Maternal diabetes during pregnancy is associated with excess fetal growth and increased fetal insulin production. We hypothesized that insulin propeptides (proinsulin and 32-33 split proinsulin) might be more robust indicators of chronic fetal overproduction of insulin. We examined insulin-like molecules in cord blood (ILM) (insulin, proinsulin, and 32-33 split proinsulin) in relation to birth weight, maternal glycemia, and cord glucose in 140 offspring of mothers with type 1 diabetes (ODM) and 49 offspring of mothers who did not have diabetes (CONTROL) as well as degradation of ILM in response to sampling conditions at birth. Insulin propeptides were abundant in cord blood, comprising 50% of ILM in CONTROL and 36% in ODM (P < 0.0001) and more resistant to degradation than insulin (P < 0.05).

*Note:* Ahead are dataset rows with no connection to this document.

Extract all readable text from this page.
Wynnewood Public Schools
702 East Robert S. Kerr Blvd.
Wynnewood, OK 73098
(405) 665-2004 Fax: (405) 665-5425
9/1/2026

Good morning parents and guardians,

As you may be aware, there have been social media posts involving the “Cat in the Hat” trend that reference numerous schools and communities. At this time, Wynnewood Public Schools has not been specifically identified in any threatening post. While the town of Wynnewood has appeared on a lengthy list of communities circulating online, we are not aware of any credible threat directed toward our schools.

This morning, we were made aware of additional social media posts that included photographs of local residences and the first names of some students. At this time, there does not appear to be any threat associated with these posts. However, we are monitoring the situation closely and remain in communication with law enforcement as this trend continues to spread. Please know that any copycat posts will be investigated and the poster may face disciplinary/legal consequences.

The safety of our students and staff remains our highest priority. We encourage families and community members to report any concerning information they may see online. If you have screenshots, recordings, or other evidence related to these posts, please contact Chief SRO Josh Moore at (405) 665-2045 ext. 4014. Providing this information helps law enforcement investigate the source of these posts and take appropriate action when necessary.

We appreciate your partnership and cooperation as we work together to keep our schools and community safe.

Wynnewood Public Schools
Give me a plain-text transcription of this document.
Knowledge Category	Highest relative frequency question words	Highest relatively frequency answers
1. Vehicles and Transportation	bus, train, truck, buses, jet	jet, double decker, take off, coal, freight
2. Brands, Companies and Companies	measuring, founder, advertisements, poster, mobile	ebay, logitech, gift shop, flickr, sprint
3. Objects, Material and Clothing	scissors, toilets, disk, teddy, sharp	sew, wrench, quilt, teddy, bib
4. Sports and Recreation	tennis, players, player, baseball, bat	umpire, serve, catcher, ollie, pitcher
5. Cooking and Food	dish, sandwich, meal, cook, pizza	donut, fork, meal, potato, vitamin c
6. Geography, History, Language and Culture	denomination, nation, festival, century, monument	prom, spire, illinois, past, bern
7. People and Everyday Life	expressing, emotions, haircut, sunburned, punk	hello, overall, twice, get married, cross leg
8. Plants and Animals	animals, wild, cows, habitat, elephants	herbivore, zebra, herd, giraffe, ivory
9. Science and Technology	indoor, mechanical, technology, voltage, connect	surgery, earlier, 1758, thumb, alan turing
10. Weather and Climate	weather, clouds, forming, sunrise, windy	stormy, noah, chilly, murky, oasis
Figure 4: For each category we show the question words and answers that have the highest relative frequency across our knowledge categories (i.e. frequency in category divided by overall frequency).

Concentrations of all three ILM were highly intercorrelated with median values 2- to 5-fold higher in ODM than CONTROL [e.g. median (range): insulin ODM 110 (60-217) pmol/liter; CONTROL 22 (15-37) pmol/liter; P < 0.0001]. In ODM, 32-33 split proinsulin and proinsulin were more closely related to birth weight (Spearman r for ILM: r32-33 SPLIT= 0.54; rPROINSULIN: r = 0.54; rINSULIN = 0.40: r32-33 SPLIT and rPROINSULIN > rINSULINE P < 0.05) and fetal leptin (r32-33 SPLIT = 0.55; rPROINSULIN; r = 0.54; rINSULINE = 0.22: r32-33 SPLIT and rPROINSULIN > rINSULINE P < 0.05) than insulin). By contrast, insulin was more closely related to cord glucose (r32-33 SPLIT = 0.15; rPROINSULIN: r = 0.10; rINSULIN = 0.42: rINSULINE > r32-33 SPLIT and rPROINSULIN P < 0.05). In CONTROL, 32-33 split proinsulin was also more closely related to fetal leptin r32-33 SPLIT = 0.61; rPROINSULIN: r = 0.29; rINSULIN = 0.33: r32-33 SPLIT > rINSULIN P < 0.05). In ODM, 32-33 split proinsulin and proinsulin have closer relationships to fetal growth and leptin concentrations at birth than insulin. Measurement of insulin propeptides may be advantageous in assessment of the influence of maternal hyperglycemia on the newborn.